Dynamic Abstraction, the beauty of randomness by Joshua Davis

Joshua Davis

Joshua Davis said in a Wired interview: “Pollock showed that there was beauty in randomness”. But if Pollock argued that the process of abstraction, not the end result, is what is dynamic (in his case a static painting), Joshua Davis’ work is never static: the painting is never the same. The compositions are beautifully software generated. ‘Dynamic’ and ‘Abstraction’ are in fact the two words that define the process he uses. Dynamic because of the programming property of outputting an endless array of compositions. Abstraction is defining multiple meanings in the process itself. As Joshua points out: “I was abstracting the act or process of being a designer and doing design, but also my personal visual aesthetic is rooted in abstraction”. Dynamic Abstraction is a website that collects the ideas presented and the files produced in workshops Davis teaches around the world. Here the source files are released and the code explained. There are even instructions for ripping the .swf files for print. The print option includes a sort of contradiction. While Davis believes that his creativity is in the code behind his artwork, museums and collectors still emphasize the print. As John Maeda puts it, this might be due to the fact that no one wants to play the maintenance man or service technician role ad infinitum.
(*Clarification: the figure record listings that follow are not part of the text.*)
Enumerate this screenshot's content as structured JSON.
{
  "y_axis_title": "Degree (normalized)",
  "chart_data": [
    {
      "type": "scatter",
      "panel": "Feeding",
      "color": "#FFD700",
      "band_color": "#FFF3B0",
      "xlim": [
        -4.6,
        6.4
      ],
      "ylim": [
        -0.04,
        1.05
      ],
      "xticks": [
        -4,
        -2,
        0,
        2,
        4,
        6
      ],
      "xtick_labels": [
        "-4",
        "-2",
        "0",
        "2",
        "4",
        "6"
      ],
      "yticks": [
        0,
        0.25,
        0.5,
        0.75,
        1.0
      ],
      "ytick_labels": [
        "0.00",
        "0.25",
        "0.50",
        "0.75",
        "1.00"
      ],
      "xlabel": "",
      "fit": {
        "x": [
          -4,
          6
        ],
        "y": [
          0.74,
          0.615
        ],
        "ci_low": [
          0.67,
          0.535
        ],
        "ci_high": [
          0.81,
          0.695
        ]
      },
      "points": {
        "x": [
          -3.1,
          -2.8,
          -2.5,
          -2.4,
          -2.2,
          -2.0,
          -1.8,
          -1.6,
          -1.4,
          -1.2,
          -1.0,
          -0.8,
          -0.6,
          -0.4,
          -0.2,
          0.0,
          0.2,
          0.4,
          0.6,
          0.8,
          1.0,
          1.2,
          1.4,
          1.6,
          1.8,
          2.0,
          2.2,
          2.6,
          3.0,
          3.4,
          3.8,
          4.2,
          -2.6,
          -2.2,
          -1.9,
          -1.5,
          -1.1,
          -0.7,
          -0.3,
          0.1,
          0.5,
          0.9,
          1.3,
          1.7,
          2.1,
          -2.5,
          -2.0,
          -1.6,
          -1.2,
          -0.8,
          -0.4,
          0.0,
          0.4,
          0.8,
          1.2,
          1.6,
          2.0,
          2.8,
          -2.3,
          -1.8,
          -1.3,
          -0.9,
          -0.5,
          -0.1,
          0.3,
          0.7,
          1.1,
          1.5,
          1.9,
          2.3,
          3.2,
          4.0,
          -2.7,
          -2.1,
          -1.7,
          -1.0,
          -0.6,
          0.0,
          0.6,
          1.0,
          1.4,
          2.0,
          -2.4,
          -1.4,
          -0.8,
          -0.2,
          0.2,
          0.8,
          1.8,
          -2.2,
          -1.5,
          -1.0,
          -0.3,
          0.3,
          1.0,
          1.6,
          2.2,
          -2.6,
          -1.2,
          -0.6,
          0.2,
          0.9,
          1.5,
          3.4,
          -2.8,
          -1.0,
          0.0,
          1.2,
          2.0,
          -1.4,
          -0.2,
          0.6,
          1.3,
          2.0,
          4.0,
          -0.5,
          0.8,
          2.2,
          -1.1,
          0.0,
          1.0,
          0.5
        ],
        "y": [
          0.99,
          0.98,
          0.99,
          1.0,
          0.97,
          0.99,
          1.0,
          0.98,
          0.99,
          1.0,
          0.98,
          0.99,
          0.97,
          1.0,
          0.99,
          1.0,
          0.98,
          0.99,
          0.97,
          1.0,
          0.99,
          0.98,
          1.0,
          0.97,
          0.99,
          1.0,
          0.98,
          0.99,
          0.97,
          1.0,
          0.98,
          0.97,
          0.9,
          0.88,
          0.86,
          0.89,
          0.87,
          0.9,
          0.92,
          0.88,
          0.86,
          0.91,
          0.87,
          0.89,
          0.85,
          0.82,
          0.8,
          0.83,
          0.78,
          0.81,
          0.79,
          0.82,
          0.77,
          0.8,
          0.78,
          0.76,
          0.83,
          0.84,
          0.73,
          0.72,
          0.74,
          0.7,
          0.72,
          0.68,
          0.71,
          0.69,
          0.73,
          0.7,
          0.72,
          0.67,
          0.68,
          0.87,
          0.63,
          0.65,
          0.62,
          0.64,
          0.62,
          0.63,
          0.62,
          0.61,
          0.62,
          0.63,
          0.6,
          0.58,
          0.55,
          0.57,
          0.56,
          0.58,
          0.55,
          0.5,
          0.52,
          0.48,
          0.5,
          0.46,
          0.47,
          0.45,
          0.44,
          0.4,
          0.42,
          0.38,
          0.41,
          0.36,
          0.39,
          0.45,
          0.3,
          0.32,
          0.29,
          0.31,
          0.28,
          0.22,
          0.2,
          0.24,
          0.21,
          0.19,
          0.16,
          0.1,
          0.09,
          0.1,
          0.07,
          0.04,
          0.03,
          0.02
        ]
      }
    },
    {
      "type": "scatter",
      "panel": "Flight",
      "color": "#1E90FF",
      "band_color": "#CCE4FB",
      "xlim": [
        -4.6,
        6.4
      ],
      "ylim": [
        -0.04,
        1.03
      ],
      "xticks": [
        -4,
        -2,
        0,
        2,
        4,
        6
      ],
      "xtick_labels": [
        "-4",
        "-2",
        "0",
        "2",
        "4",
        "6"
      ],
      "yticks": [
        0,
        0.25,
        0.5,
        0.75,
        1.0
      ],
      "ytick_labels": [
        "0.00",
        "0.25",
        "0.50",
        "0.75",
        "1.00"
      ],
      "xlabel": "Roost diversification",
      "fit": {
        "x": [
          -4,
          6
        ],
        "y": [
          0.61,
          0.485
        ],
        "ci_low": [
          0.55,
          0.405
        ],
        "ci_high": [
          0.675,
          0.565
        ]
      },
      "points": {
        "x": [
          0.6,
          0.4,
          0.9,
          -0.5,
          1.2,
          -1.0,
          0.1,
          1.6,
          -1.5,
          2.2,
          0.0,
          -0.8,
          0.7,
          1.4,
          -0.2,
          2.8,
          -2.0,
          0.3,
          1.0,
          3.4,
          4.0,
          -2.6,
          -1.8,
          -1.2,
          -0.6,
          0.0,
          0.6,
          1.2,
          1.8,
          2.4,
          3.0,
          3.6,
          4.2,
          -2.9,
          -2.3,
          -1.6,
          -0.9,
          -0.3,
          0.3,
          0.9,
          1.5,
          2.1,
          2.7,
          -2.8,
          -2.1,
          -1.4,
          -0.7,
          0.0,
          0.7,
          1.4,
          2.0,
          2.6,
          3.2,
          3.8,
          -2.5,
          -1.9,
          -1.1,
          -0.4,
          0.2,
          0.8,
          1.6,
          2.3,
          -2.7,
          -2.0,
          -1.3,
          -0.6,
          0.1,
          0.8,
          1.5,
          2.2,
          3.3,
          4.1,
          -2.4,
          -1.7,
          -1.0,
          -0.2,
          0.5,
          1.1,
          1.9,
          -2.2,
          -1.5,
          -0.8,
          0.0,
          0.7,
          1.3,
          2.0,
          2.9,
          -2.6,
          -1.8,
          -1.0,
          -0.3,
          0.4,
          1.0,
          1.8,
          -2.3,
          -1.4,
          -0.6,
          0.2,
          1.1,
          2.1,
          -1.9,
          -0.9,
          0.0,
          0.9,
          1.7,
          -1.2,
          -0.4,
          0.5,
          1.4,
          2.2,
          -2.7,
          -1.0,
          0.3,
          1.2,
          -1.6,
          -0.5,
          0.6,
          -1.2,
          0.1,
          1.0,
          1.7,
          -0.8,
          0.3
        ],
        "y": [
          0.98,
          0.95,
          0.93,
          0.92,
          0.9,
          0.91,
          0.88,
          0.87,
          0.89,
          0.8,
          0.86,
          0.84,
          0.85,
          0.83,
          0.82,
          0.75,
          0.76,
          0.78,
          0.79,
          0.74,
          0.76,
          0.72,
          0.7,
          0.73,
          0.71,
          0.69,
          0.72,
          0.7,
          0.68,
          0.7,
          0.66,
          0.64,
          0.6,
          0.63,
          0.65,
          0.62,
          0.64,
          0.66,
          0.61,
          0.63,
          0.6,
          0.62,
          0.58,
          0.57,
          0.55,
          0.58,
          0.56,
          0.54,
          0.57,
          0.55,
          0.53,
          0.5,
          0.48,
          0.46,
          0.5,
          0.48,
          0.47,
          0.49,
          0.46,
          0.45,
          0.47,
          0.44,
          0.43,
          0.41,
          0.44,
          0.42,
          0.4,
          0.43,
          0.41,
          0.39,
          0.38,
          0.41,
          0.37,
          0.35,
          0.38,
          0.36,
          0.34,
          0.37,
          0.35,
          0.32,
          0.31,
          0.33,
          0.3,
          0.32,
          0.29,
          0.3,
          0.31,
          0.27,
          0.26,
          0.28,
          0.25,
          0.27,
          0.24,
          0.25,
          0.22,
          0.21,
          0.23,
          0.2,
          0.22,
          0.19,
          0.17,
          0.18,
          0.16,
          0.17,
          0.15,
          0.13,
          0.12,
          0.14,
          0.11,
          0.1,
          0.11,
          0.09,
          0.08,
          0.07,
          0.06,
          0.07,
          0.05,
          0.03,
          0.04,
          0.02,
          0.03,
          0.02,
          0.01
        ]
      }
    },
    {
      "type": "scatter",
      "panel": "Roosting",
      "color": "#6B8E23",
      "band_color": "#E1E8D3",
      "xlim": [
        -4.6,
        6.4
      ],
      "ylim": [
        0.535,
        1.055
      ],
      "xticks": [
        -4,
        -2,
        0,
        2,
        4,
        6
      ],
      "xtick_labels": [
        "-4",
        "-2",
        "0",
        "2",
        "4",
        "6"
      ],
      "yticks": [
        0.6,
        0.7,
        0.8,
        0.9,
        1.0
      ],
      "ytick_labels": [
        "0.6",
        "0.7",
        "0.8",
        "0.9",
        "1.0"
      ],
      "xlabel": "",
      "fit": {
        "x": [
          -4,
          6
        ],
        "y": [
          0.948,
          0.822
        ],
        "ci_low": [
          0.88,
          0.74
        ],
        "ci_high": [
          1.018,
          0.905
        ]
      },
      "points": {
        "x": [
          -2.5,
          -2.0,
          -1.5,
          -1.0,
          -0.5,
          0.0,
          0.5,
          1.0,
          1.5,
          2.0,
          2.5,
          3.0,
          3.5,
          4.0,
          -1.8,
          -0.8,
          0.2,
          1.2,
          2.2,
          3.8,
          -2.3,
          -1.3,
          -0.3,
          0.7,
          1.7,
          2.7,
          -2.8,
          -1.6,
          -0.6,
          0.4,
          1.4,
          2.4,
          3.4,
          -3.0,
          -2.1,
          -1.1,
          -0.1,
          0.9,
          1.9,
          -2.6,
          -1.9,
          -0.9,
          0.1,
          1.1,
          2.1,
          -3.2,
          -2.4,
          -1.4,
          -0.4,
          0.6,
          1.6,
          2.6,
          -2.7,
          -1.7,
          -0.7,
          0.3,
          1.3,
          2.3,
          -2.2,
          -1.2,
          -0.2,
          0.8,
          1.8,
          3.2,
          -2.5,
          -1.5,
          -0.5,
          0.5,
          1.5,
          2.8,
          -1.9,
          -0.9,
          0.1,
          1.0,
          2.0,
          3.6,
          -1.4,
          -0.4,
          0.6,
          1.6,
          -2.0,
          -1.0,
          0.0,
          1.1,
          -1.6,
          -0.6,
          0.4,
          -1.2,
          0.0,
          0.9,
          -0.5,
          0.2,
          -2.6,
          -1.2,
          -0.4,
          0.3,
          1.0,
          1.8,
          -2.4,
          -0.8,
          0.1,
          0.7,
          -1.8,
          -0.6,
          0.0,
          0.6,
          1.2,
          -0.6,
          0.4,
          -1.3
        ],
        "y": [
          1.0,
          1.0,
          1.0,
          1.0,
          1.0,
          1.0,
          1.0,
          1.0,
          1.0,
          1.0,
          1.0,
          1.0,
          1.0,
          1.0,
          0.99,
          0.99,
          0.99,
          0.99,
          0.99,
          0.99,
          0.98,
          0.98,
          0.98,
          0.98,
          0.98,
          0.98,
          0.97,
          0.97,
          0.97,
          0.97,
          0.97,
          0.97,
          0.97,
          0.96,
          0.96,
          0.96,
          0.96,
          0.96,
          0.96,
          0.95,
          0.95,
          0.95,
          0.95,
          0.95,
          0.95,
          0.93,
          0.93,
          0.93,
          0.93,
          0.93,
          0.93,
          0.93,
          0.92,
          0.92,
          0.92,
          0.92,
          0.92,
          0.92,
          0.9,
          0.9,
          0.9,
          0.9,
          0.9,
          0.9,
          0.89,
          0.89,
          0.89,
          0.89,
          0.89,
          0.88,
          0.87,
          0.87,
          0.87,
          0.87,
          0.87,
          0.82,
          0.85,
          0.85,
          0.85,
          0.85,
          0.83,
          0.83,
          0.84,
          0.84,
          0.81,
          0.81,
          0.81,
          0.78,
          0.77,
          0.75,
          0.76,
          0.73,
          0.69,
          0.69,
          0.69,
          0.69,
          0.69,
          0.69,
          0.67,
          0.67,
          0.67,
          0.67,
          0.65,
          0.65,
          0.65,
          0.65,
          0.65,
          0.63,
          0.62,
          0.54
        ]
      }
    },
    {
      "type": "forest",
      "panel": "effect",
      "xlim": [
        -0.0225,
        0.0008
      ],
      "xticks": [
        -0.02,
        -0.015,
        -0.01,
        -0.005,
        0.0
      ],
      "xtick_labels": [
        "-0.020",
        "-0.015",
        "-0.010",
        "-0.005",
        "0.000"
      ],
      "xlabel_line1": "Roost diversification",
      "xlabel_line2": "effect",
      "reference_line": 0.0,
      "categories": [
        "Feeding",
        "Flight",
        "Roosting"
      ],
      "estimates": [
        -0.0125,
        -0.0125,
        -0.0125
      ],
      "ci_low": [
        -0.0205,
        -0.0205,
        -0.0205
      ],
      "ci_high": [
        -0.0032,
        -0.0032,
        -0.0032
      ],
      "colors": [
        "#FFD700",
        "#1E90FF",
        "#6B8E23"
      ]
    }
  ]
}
Freezing in print the generative code visual representation is on a certain extent quite contradictory: the work wants to ‘live’ in the running machine. Dynamic Abstraction interacts with both the generative aesthetics and the designing processes. It shows how generative strategies can be used to create dynamic systems with aesthetic parameters. At the same time proves that a computational approach to design changes static objects into dynamic processes. Plus it has the collaborative approach of “software by creative for creatives” sharing the code as if ti was OpenSource. For a credible generative abstraction.